今が思い出にならないために。
私は研究室を見学するため例の大学へと向かった。
そこでは学生や教授と様々なやりとりをした。

研究内容や考えが合致していて、私もここで研究したいという気持ちが強くなった。それを叶えるには、試験を突破しなくてはいけない。

貰った過去問を読む分には今まで自分の大学で習った分野が多い。頑張ればなんとかなりそうだ。
でも、あまり自信がなかったので勉強しながら受験するかを考えることにした。


そして私は彼にメッセージを送った。

[受験しようかなって、本格的に考え始めてる!]

すぐに既読がついた。

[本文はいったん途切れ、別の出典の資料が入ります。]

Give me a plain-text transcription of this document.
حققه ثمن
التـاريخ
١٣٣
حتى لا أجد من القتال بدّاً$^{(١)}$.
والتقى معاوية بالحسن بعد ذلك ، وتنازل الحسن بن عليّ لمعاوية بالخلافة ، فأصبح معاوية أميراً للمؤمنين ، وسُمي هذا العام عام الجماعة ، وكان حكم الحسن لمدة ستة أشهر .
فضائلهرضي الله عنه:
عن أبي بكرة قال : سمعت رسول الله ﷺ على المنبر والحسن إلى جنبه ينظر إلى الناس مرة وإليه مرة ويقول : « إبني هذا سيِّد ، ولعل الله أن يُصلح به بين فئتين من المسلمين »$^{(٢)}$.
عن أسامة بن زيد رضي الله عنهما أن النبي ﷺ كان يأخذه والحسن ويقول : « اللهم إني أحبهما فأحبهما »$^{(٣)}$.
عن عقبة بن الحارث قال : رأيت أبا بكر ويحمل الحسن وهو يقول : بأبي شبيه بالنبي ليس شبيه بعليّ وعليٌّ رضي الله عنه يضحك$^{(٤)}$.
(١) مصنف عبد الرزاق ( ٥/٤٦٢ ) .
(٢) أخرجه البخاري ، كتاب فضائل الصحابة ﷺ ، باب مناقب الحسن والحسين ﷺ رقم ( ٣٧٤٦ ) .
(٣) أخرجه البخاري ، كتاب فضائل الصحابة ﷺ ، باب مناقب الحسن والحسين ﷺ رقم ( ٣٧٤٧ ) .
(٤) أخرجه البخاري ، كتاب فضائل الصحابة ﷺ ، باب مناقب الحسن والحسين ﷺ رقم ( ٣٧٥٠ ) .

しかし、返信はなかった。



結局、そのまま受験を向かえ、どうにか無事に合格出来たのだが、卒業研究の忙しさが最高潮であった。


合格を喜ぶ間も無かったが、彼と同じ大学院に行くことになるなら、礼儀としてその事を知らせる必要があると思った。
相変わらず前に送ったメッセージに返信はないが、私は一言送ることにした。

[合格しました。]

しかし、そのメッセージは読まれることすらなかった。


卒業論文提出やパワポ作成、卒論発表会は嵐のように過ぎていき、無事に卒業出来て…

新天地に移動したての今。






彼ともう二度と会えないことを知ったのだ。